Lately with the virus issues, this nation’s 60 million anglers and big numbers of hunters and campers are pouring more dollars into outdoor ventures that take our minds off our current plight and get us outside. Some research dug out these rough figures from a couple of years ago: $23 billion is spent on hunting, which is a down some from previous years. An astounding $33 billion is spent on wildlife viewing. Around 42 billion people participate yearly in some form of camping, whether car, backyard, or RV. About $3-4 billion is spent on camping equipment alone.
Many sportsmen get tight-fisted when it comes to spending money for most anything except what we need for outdoor enjoyment. Our argument is that the time we spend outside should be free of hassles, such as mechanical failure or the dastardly problem of having the not-quite-exact lure for the conditions. We want our precious nature time to be trouble free. The annual dollar amount spent on outdoor pursuits is considerable. With the pandemic driving people to be outside, most sports stores have seen an increase in sales. Some local boat dealers voiced their comments.

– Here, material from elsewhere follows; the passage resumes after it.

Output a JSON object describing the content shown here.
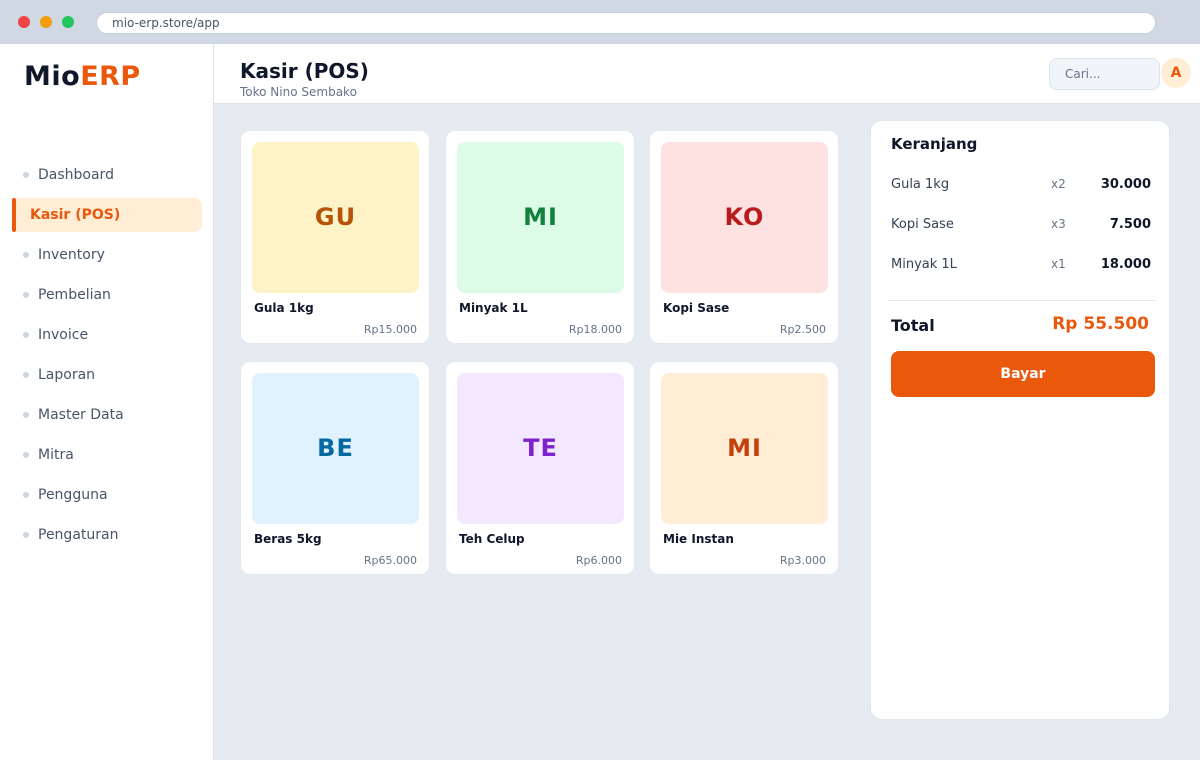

Patsy and Mark at Port of Jasper:
“After 38 years in the boating business, we have not seen a year like 2020. It has been great to see families get back into boating and many new ones get into boating. We sold out of product, yet at the same time we saw boats pulled out of the back yard that had not been used in years. Any outside activity was what everyone was looking for this year.”

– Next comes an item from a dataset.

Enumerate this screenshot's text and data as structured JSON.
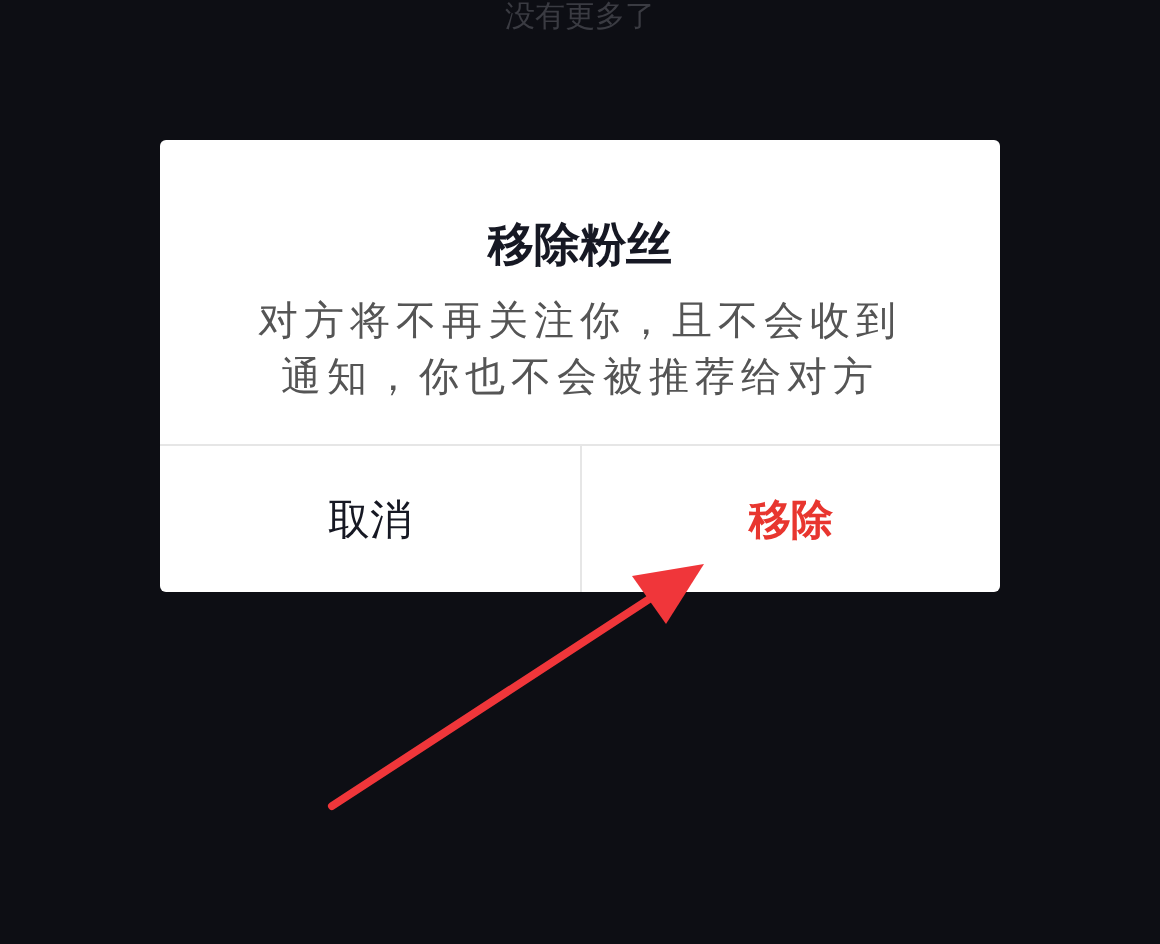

From Jim Tyler at Tyler Boats in Rockport:
“Our business is up for the year about 40% due to the virus. We found that our customers didn’t go on big vacations but used their boat more or purchased a boat to do family things together. Also, we had even more customers because summer sports were cancelled. The problem was getting parts, accessories, boats, motors, and trailers because factories had shut down and couldn’t catch up on the demand. Some factories had trouble getting their workers back and had trouble with their suppliers who couldn’t get parts. But it was a good year for us. Now our problem is getting supplies because some factories are sold out for 2021, and special orders will be hard to get this summer.”
Amanda Neukam, sales manager for Outdoor World in Washington, also saw an increase of around 40% in business and says she’s seen reports of up to a 70% jump in the used boat market. She also notes problems getting inventory.

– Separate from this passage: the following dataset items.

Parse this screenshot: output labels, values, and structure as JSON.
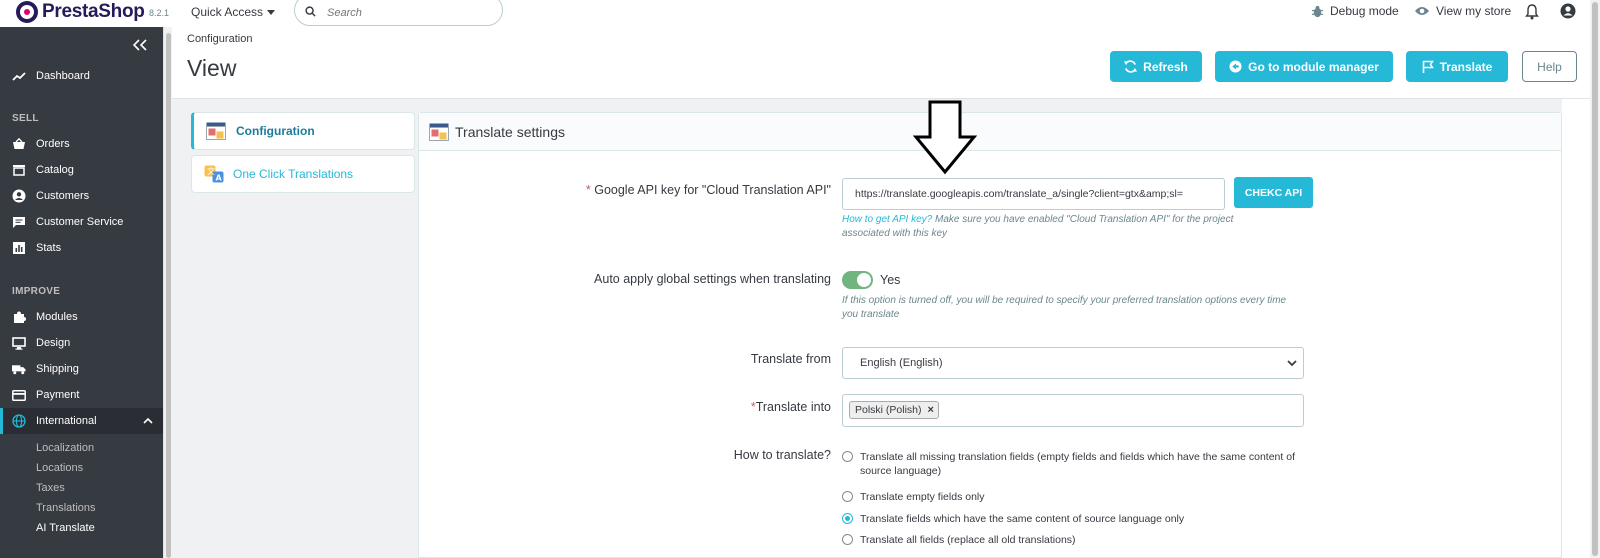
{
  "header": {
    "logo_text": "PrestaShop",
    "version": "8.2.1",
    "quick_access": "Quick Access",
    "search_placeholder": "Search",
    "debug_mode": "Debug mode",
    "view_store": "View my store"
  },
  "sidebar": {
    "dashboard": "Dashboard",
    "sell_title": "SELL",
    "sell": [
      "Orders",
      "Catalog",
      "Customers",
      "Customer Service",
      "Stats"
    ],
    "improve_title": "IMPROVE",
    "improve": [
      "Modules",
      "Design",
      "Shipping",
      "Payment",
      "International"
    ],
    "international_sub": [
      "Localization",
      "Locations",
      "Taxes",
      "Translations",
      "AI Translate"
    ]
  },
  "page": {
    "breadcrumb": "Configuration",
    "title": "View",
    "buttons": {
      "refresh": "Refresh",
      "module_manager": "Go to module manager",
      "translate": "Translate",
      "help": "Help"
    }
  },
  "tabs": [
    "Configuration",
    "One Click Translations"
  ],
  "panel": {
    "title": "Translate settings",
    "api_key_label": "Google API key for \"Cloud Translation API\"",
    "api_key_value": "https://translate.googleapis.com/translate_a/single?client=gtx&amp;sl=",
    "check_api": "CHEKC API",
    "api_help_link": "How to get API key?",
    "api_help_text1": " Make sure you have enabled \"Cloud Translation API\" for the project",
    "api_help_text2": "associated with this key",
    "auto_apply_label": "Auto apply global settings when translating",
    "auto_apply_value": "Yes",
    "auto_apply_help1": "If this option is turned off, you will be required to specify your preferred translation options every time",
    "auto_apply_help2": "you translate",
    "translate_from_label": "Translate from",
    "translate_from_value": "English (English)",
    "translate_into_label": "Translate into",
    "translate_into_tag": "Polski (Polish)",
    "how_label": "How to translate?",
    "how_options": [
      "Translate all missing translation fields (empty fields and fields which have the same content of",
      "source language)",
      "Translate empty fields only",
      "Translate fields which have the same content of source language only",
      "Translate all fields (replace all old translations)"
    ],
    "how_selected": 2
  },
  "colors": {
    "accent": "#25b9d7",
    "sidebar_bg": "#363a41",
    "toggle_on": "#70b580"
  }
}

“My family started this place around 1994 and I have never seen anything like this. While the boats are manufactured in the US, many parts are imported, including seat bases, hinges, gauges, plumbing hardware, propellers, circuit and electrical items, just to name a few. Even life jackets can be in short supply. These are critical but the single most important import is the motor. Nearly all are made in Japan and come to port in California. The exception is a few Mercury motors which come from China, or parts sent in from Mexico. California has been one of the first states to shut down and last to open on more than one occasion. I have had many motors on back order for six months, but in the last few weeks motors have been trickling in.
“We also saw an increase in boats coming out of the woodwork, so to say. Boats that had been sitting for years came out of the weeds..and needed servicing, but some were just too far gone. We were back logged six-eight weeks already, so we couldn’t give the attention that some older boats needed. We had to turn away many newer boats due to parts being unavailable or back ordered for months. We are waiting for products ordered last summer, but our manufacturers are shutting off new orders as most of them are a year behind. I’m hoping for a good 2021, but that hinges on product availability and people getting back to some sort of normal. I also hope the massive surge in sales last year didn’t take all new prospective buyers.”
Make plans this year to spend more time outdoors. If you intend to buy a boat or camper or have one serviced, better get moving now. There’s most likely a waiting list.